The Israeli military announced Tuesday that an airstrike earlier this month killed Marwan Issa, the deputy leader of Hamas' armed wing in Gaza who helped plan the October 7 attack. Issa is the highest-ranking Hamas leader to have been killed in Gaza since the start of the war.

An Israeli strike late Monday on a residential building in Rafah where three displaced families were sheltering killed at least 16 people, including nine children and four women, according to hospital records and relatives of the deceased. An AP reporter saw the bodies arrive at a hospital.

In the face of Hamas' demands for a more permanent cease-fire, Netanyahu has vowed to resume Israel's offensive after any hostage release and keep fighting until the militant group is destroyed.

That approach has brought him into increasingly open conflict with President Joe Biden's administration, which has expressed mounting concern over civilian casualties -- though it has continued to supply Israel with crucial military aid and back Israel's aim of destroying Hamas.

The passage of Monday's resolution by the UN Security Council resolution further deepened the divisions. The resolution called for the release of all hostages held in Gaza but did not condition the cease-fire on it. The Biden administration, which vetoed previous UN resolutions calling for a cease-fire, abstained in Monday's vote, allowing it to pass.

In response, Netanyahu cancelled a planned visit by Israeli officials to Washington during which the US side was set to propose alternatives to a ground assault in Rafah. The move raised criticism in Israeli media that Netanyahu was straining Israel's most important alliance in order to placate hard-liners in his governing coalition.

"He is prepared to sacrifice Israel's relations with the United States for a short-lived political-media coup. He has completely lost it," Ben Caspit, a prominent columnist in the Israeli newspaper Maariv, wrote.
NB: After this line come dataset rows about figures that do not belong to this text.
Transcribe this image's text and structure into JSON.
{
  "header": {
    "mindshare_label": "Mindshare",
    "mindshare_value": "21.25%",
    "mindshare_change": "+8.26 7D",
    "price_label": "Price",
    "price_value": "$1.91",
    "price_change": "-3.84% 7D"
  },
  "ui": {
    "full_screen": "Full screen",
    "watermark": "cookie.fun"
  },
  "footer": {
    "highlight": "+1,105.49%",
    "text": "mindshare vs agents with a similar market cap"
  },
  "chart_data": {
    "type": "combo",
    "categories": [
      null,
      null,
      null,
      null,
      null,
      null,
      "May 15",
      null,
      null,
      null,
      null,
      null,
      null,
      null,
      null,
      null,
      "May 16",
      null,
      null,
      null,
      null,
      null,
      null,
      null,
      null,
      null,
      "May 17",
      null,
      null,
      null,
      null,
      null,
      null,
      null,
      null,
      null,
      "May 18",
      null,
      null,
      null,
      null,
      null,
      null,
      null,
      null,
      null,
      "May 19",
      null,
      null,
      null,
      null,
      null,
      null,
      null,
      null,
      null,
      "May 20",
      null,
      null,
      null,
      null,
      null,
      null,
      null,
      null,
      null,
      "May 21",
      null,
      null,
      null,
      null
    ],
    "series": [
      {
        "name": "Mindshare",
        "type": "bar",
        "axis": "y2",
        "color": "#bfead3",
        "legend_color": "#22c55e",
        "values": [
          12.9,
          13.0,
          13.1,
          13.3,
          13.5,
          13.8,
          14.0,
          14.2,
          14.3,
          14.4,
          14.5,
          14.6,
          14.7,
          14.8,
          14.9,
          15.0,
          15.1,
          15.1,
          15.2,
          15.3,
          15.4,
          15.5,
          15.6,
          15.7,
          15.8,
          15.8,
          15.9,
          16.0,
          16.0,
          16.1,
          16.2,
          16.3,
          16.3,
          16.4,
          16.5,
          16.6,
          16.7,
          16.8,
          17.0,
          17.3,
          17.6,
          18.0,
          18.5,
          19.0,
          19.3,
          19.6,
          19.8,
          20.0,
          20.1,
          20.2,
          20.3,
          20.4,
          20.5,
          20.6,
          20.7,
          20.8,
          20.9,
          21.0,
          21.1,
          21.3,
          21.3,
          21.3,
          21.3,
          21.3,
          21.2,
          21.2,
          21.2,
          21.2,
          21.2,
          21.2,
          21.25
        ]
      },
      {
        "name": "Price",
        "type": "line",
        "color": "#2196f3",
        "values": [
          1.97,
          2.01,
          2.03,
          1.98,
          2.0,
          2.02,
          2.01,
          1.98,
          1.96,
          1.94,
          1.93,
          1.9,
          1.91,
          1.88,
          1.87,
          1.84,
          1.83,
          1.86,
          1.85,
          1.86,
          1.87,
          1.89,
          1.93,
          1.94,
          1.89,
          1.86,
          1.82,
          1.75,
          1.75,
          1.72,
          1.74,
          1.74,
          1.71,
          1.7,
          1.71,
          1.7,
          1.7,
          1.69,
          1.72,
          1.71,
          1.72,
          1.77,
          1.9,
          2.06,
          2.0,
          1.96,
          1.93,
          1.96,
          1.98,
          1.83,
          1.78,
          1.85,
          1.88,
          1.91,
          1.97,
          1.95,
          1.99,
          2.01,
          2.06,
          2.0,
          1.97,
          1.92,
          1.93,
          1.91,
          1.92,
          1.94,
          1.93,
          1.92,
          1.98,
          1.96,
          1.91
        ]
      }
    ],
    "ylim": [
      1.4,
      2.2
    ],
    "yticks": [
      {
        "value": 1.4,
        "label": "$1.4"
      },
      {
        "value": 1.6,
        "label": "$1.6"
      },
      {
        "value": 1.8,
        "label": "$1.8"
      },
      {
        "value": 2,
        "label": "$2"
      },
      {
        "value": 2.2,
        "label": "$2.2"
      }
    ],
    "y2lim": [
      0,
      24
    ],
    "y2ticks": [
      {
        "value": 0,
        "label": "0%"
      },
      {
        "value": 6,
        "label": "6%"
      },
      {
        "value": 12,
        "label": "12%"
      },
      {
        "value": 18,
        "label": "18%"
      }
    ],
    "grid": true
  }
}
He said Netanyahu has been trying US patience by dragging his feet on ensuring more humanitarian aid gets into Gaza and on drawing up post-war plans. "Now, instead of doing everything to placate them, he is flailing about like a baby throwing a tantrum."

Israeli Defence Minister Yoav Gallant, in Washington on a separate trip, held talks Tuesday with Secretary of State Antony Blinken and with top US defence leaders.

Ahead of the meeting, US Defense Secretary Lloyd Austin described civilian casualties in Gaza as "far too high" and aid deliveries as "far too low". But he also repeated the belief that Israel has the right to defend itself and the US would always be there to help.

Gallant said he told Blinken "that Israel will not cease operating in Gaza until the return of all the hostages. Only a decisive victory will bring to an end of this war".

Hamas' top political leader, Ismail Haniyeh, said the UN resolution showed that Israel faces "an unprecedented (level of) political isolation" and was "losing its political cover" at the Security Council.

The war began on October 7, when Hamas-led militants stormed across the border and attacked communities in southern Israel, killing some 1,200 people, mostly civilians, and abducting around 250 others.

The US, Qatar and Egypt have spent several weeks trying to negotiate another cease-fire and hostage release, but those efforts appeared to have stalled.